La loi ne prévoit la recherche d'informations concernant
une poursuite pénale potentielle qu'en cas de nécessité absolue. La Confédération
accepte par là de prendre un certain risque, lequel doit néanmoins être réduit au
minimum par une observation attentive des événements et une réévaluation périodique
de la situation. La recherche, l traitement et la communication de données dites
sensibles sont régies et limitées par des dispositions détaillées. La présente loi
tient donc également compte des prescriptions rigoureuses de la loi sur la protection des
données. De même, il ne sera possible d'effectuer des contrôles de sécurité qu'à
propos d'un cercle très réduit de personnes occupant des postes clés particulièrement
importants. Par ailleurs, la loi entend améliorer les bases légales relatives à la
protection des personnes et des bâtiments. Les mesures à ce propos relèvent des tâches
de la Confédération; les cantons sont tenus de participer à l'accomplissement de ces
tâches dans les limites de leur territoire et sont partiellement indemnisés par la
Confédération.
Le maintien de la sûreté intérieure est une tâche
commune de la Confédération et des cantons. La participation des autorités fédérales
au maintien de la sûreté intérieure en vertu de la présente loi n'implique pas de
nouvelles compétences de la Confédération.

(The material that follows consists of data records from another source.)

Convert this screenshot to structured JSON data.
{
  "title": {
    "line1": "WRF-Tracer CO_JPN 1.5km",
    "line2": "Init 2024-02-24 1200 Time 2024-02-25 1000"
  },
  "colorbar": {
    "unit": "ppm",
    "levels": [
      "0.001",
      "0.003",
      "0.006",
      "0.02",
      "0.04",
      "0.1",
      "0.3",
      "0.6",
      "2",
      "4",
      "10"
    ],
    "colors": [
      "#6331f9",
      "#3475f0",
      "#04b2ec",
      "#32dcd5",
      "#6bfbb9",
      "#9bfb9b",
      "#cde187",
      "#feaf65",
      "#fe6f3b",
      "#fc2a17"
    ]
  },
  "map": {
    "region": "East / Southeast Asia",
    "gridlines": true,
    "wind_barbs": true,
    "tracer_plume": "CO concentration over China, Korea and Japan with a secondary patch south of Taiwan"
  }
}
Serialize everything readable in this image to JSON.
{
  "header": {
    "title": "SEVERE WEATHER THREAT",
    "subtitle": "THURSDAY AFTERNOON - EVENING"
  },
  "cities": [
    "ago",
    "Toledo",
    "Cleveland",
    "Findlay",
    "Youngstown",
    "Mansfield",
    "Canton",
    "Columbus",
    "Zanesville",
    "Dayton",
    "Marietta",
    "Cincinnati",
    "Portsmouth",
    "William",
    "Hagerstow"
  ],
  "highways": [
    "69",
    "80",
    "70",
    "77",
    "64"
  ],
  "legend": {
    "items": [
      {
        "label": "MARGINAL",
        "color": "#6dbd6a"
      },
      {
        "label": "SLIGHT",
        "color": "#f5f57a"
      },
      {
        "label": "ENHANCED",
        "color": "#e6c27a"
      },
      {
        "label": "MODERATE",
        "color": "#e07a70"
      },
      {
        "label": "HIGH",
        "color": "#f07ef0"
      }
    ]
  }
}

Au niveau fédéral, c'est l'Office fédéral de la
sûreté intérieure qui sera chargé des tâches figurant dans la présente loi. Le
Conseil fédéral donnera cette dénomination à l'actuel Ministère public dès que la
séparation entre les fonctions d'accusateur et les fonctions de police du Procureur
général de la Confédération entrera en vigueur par le biais d'une révision partielle
de la loi fédérale sur la procédure pénale. les modalités d'exécution ainsi que les
autorités compétentes à cet égard sont du ressort des cantons.
La présente loi a notamment pour objectif essentiel de
renforcer et de raffermir la conduite politique. Le Conseil fédéral assume plus
intensément sa responsabilité de conduite politique, notamment en évaluant
périodiquement la situation de la menace ainsi qu'en approuvant une liste des faits,
personnes et organisations qui doivent faire l'objet de communications réguliers est
également le signe d'une conduite renforcée.
L'initiative populaire déposée le 14 octobre 1991
par le comité d'initiative "S.o.S. Pour une Suisse sans police fouineuse" est
rejetée par le Conseil fédéral. Les exigences émises par les auteurs de l'initiative
visant la suppression de la police et l'interdiction de surveiller les droits d'opinion et
les droits politiques sont d'ores et déjà remplies par la présente loi.
Délibérations
CE |
13.06.1995 |
BO 1995, 567 |
CE |
03.10.1995 |
BO 1995, 973 |
CN |
04.10.1995 |
BO 1995, 2076 |
Au Conseil des Etats, Thomas Onken (S, TG) a plaidé
en faveur de l'adoption de l'initiative et du renvoi de la loi. L'initiative a été
repoussée par 32 voix contre 2 et le conseil a rejeté le renvoi de la loi par 31 voix
contre 3. Lors de la discussion par articles, le conseil a refusé deux propositions d'une
minorité Danioth (C, UR), dont l'une vise à restreindre expressément, dans un article
2a, le traitement d'informations à des fins préventives et décrivant d'autre part en
détail, dans un article 3a, les compétences des organes de sûreté de la
Confédération et des cantons.
A l'article 12, Thierry Béguin, procureur général du
canton de Neuchâtel (R), suggérait que la surveillance à titre préventif des postes et
des télécommunications soit autorisée dans le cas d'organisations suspectes. Le conseil
a suivi cette proposition, délicate sur le plan politique, par 21 voix contre 14,
s'opposant ainsi à la volonté du Conseil fédéral et de la commission chargée du
préavis. Josi Meier (C, LU) et Gian-Reto Plattner (S, BS) n'ont pas manqué de souligner
que cette proposition mettait en péril l'ensemble de la loi.
A la session d'automne, les deux Chambres ont prolongé le
délai de traitement de l'initiative populaire d'une année jusqu'au 14 octobre 1996.